Bu sözlerin üzerine söz söylemek abes olur ancak; geçenlerde Türk halkının yaptığı ekmek israfı cami kürsülerinden halka hatırlatıldı. Ben de size hatırlatmış olayım. Bir yıllık ekmek israfının yekun bedeli 1.5 milyar TL. İstanbul’da Fatih’in girişin de Sanki Yedim Camii vardır, sanki israf etmedim mantığı ile 1.5 milyar T.L ile Gazze ‘ye kaç okul, kaç hastane, kaç camii imarı, kaç kamyon gıda, kaç kamyon temizlik maddesi alınır, ne kadar yapı tekrar imar edilir varın siz hesap edin…

Sonuç olarak;

Türkiye kendi iç dinamikleri ile boğuşurken her gün 1000-1200 Müslümanın Budistlerce, Hristiyanlarca ve Siyonistlerce katledilmesine çare olamayacaktır.

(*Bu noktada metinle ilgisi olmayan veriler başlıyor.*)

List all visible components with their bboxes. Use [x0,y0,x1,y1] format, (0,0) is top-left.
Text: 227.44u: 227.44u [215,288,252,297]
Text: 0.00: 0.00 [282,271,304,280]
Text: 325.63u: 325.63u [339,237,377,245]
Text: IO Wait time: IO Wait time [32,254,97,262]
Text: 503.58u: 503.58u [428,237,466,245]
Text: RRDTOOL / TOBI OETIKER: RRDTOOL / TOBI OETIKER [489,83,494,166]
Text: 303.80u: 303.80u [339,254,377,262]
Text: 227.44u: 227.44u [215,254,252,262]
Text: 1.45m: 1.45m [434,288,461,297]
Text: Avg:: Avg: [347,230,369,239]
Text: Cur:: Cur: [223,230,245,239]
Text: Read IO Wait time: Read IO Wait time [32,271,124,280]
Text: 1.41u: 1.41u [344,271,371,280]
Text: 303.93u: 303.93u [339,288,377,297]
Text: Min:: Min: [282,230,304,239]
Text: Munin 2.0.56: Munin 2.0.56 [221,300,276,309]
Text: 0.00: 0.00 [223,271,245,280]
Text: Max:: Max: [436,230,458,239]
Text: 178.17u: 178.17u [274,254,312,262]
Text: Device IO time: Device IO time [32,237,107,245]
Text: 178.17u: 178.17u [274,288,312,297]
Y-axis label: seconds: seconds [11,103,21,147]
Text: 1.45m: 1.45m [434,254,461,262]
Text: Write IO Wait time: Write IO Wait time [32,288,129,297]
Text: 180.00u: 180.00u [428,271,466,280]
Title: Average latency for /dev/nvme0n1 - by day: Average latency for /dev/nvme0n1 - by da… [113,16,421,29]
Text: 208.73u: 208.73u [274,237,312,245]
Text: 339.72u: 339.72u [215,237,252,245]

Siyaset kurumu ve siyasi partilerin her biri birbirleriyle, sivil toplum örgütleri ve devlet tam bir kardeşlik tesis etmeli.

Türk devleti onların ağabeyi olduğunu gösterebilmelidir ki bu mesele kesinlikle sadece hükümet meselesi değil… Tüm Türk halkının meselesidir.

Hükümet paralel ve İşid ile uğraşmaktan Mısır, Suriye, Irak, Gazze, Filistin meselelerini ıska geçmez inşallah…

Mısır’da Mursi devrildikten sonra Gazze ‘nin nefes aldığı tek kapının yani Refahiye kapısının Sisi tarafından kapatılması çok absürt bir soruyu aklıma getirtti… Mursi ‘nin gidişi Sisi’nin getirilişi sırf Refahiye kapılarını kapatsın diye olabilir mi?

Müslüman Ülkelerin İslam alimleri, kanaat önderleri sosyal bilimcileri ve siyaset tarihi uzmanları her problemli ülke için kendi iç dinamikleri ile ayrı ayrı ince siyasetler üreterek, çıkış yolları önermelidirler. Böylece şuralar neticesinde bir ortak akıl tesis edilebilecektir.